With nvprof, the total file size for the whole duration of the program is less than 10MB.
You haven’t listed which exact nvprof command you were using, but I assume you didn’t collect instruction metrics, but rather used the default (trace) mode? If so, I see no reason why the files should have the same or similar size, since they collect completely different data. That also implies the very different overhead between the tools.

I agree that we should look into reducing the file size required by Nsight Compute. However, I don’t think the current behavior is blocking users from optimizing kernels, since collecting profile data for a large number of kernels is not the intended usage scenario of the tool, and almost always not necessary.

If you could let us know what you are trying to analyze or optimize, maybe we can get you some insight on how to achieve this most efficiently?

I run these two commands

nvprof --metrics inst_bit_convert,inst_compute_ld_st,inst_control,inst_fp_32,inst_integer,inst_inter_thread_communication,inst_misc -f -o imix.nvvp --log-file nvvp.log lmp_mpi -sf gpu -in in.lj

nvprof --metrics inst_fp_32,flop_count_sp,flop_count_sp_add,flop_count_sp_fma,flop_count_sp_mul,flop_count_sp_special -f -o fpmix.nvvp --log-file nvvp.log lmp_mpi -sf gpu -in in.lj

The first file is 7.8MB and the latter is 6MB.
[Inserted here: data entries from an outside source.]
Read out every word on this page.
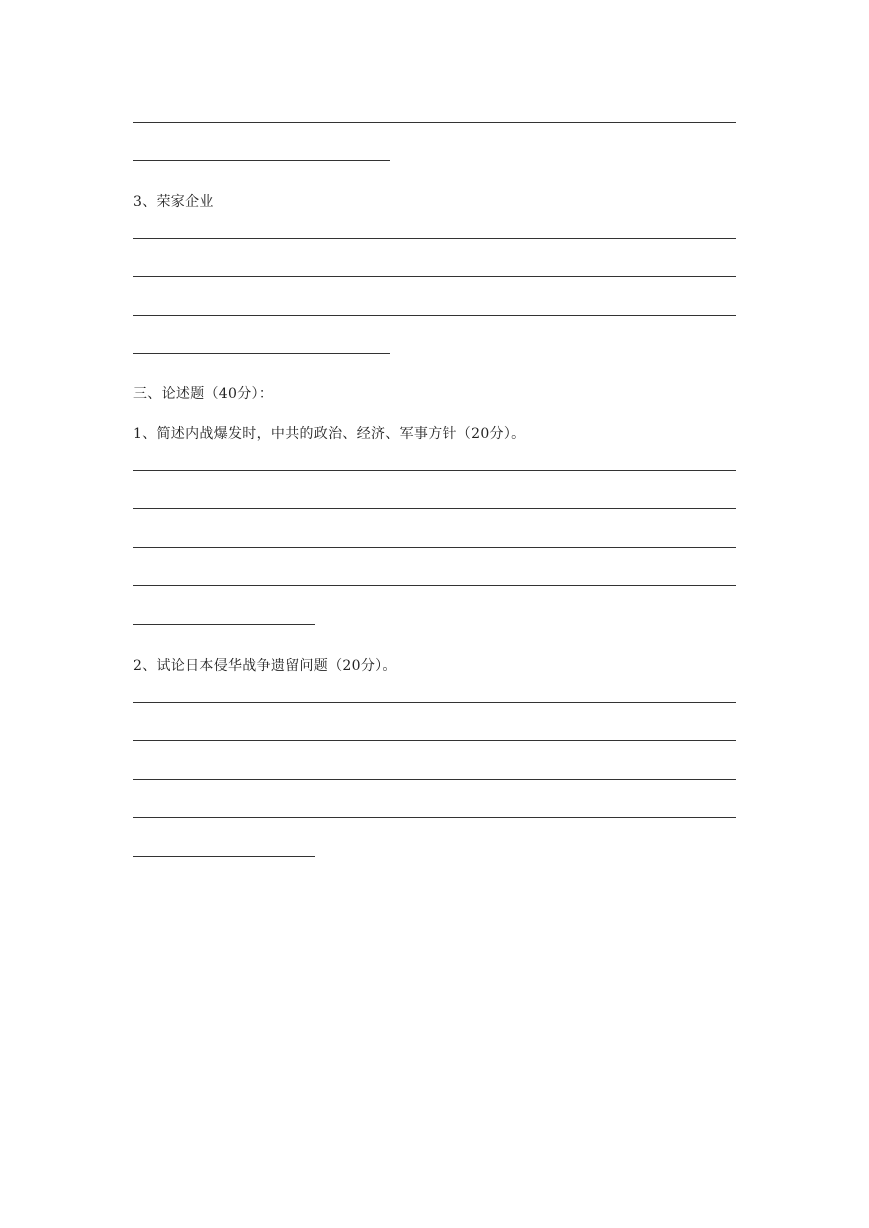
3、荣家企业
三、论述题（40分）：
1、简述内战爆发时，中共的政治、经济、军事方针（20分）。
2、试论日本侵华战争遗留问题（20分）。
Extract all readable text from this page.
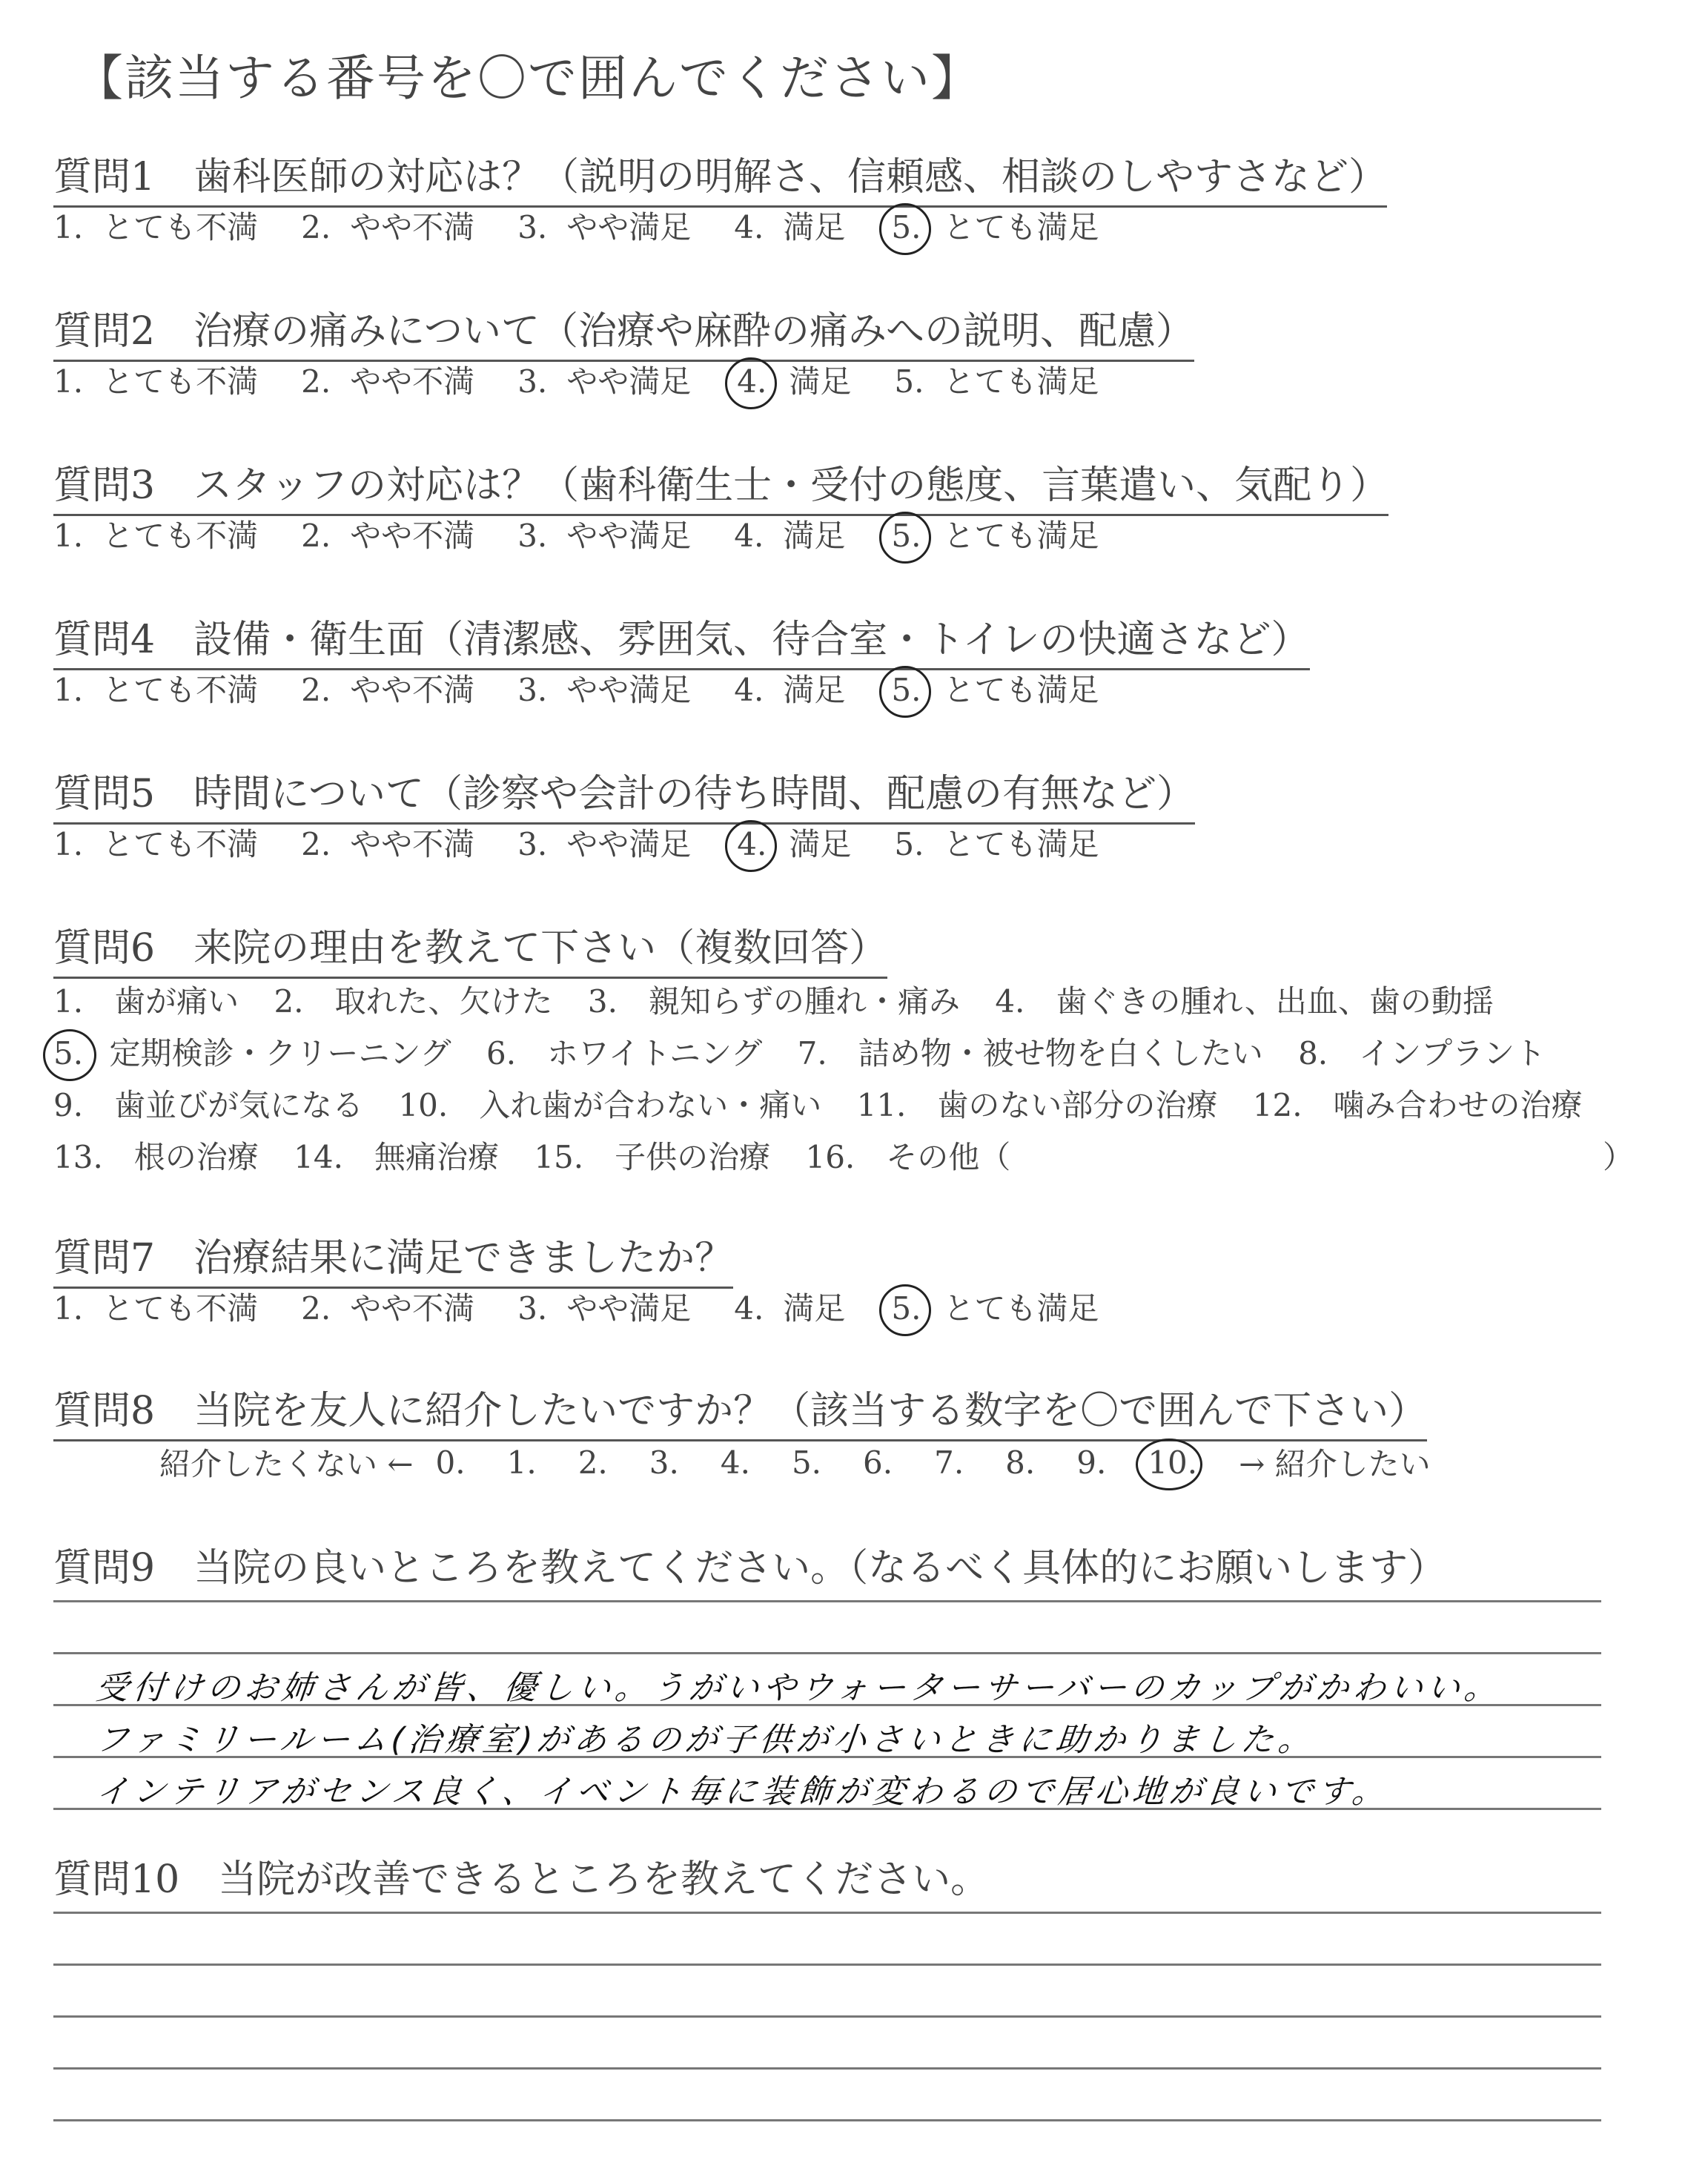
【該当する番号を〇で囲んでください】
質問1　歯科医師の対応は？（説明の明解さ、信頼感、相談のしやすさなど）
1. とても不満 2. やや不満 3. やや満足 4. 満足 5. とても満足
質問2　治療の痛みについて（治療や麻酔の痛みへの説明、配慮）
1. とても不満 2. やや不満 3. やや満足 4. 満足 5. とても満足
質問3　スタッフの対応は？（歯科衛生士・受付の態度、言葉遣い、気配り）
1. とても不満 2. やや不満 3. やや満足 4. 満足 5. とても満足
質問4　設備・衛生面（清潔感、雰囲気、待合室・トイレの快適さなど）
1. とても不満 2. やや不満 3. やや満足 4. 満足 5. とても満足
質問5　時間について（診察や会計の待ち時間、配慮の有無など）
1. とても不満 2. やや不満 3. やや満足 4. 満足 5. とても満足
質問6　来院の理由を教えて下さい（複数回答）
1.　歯が痛い 2.　取れた、欠けた 3.　親知らずの腫れ・痛み 4.　歯ぐきの腫れ、出血、歯の動揺
5. 定期検診・クリーニング 6.　ホワイトニング 7.　詰め物・被せ物を白くしたい 8.　インプラント
9.　歯並びが気になる 10.　入れ歯が合わない・痛い 11.　歯のない部分の治療 12.　噛み合わせの治療
13.　根の治療 14.　無痛治療 15.　子供の治療 16.　その他（	）
質問7　治療結果に満足できましたか？
1. とても不満 2. やや不満 3. やや満足 4. 満足 5. とても満足
質問8　当院を友人に紹介したいですか？（該当する数字を〇で囲んで下さい）
紹介したくない ← 0. 1. 2. 3. 4. 5. 6. 7. 8. 9. 10. → 紹介したい
質問9　当院の良いところを教えてください。（なるべく具体的にお願いします）
受付けのお姉さんが皆、優しい。うがいやウォーターサーバーのカップがかわいい。
ファミリールーム(治療室)があるのが子供が小さいときに助かりました。
インテリアがセンス良く、イベント毎に装飾が変わるので居心地が良いです。
質問10　当院が改善できるところを教えてください。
since they collect completely different data
I agree since I don’t know what are collecting when I mark the instruction analysis. However, still I think that is huge.

Even when I only select GPU speed of light, the output is large.

Let me test the matrix multiplication example from sdk and I will come back.

@Felix,
Here is a new test.
I ran ./matrixMul -wA=4096 -hA=4096 -wB=4096 -hB=4096 with the following configurations.

TitanV which is CC7.0:
1- Using NsightCompute with GPU speed of light section.
2- Using nvprof -o matrixmul.titanv.nvvp ./matrixMul -wA=4096 -hA=4096 -wB=4096 -hB=4096

2080Ti which is CC7.5:
1- Using NsightCompute with GPU speed of light section.
2- nvprof not applicable.

I have attached three result files. As you can see the nvprof size is about 400KB. While NsightCompute results are about 4MB.

Please download from [url]https://gofile.io/?c=jJbPnP[/url].

Also, if you have look at the results, the memory utilization on 2080ti is about 45%. However, according to nvidia-smi, the program use about 400MB out of 12GB of memory.

See the picture at [url]https://pasteboard.co/ICy8TVz.png[/url]

The SOL Memory metric in the GPU Speed Of Light section does not indicate the amount of memory used by the application. It rather indicates the application’s average utilization of the GPUs memory pipelines and resources, with respect to their theoretical maximum. Typically, this will be limited by properties such as DRAM or cache throughput, but many individual properties contribute to it.

As I mentioned earlier, your usage of nvprof as

nvprof -o matrixmul.titanv.nvvp ./matrixMul -wA=4096 -hA=4096 -wB=4096 -hB=4096

creates a trace, while collecting the GPU speed of light section with Nsight Compute collects very different data (per-kernel profiling metrics). We can look into reducing the size of the reports on disk, but there is no reason why the nvprof report should be bigger or the same size as the Nsight Compute report.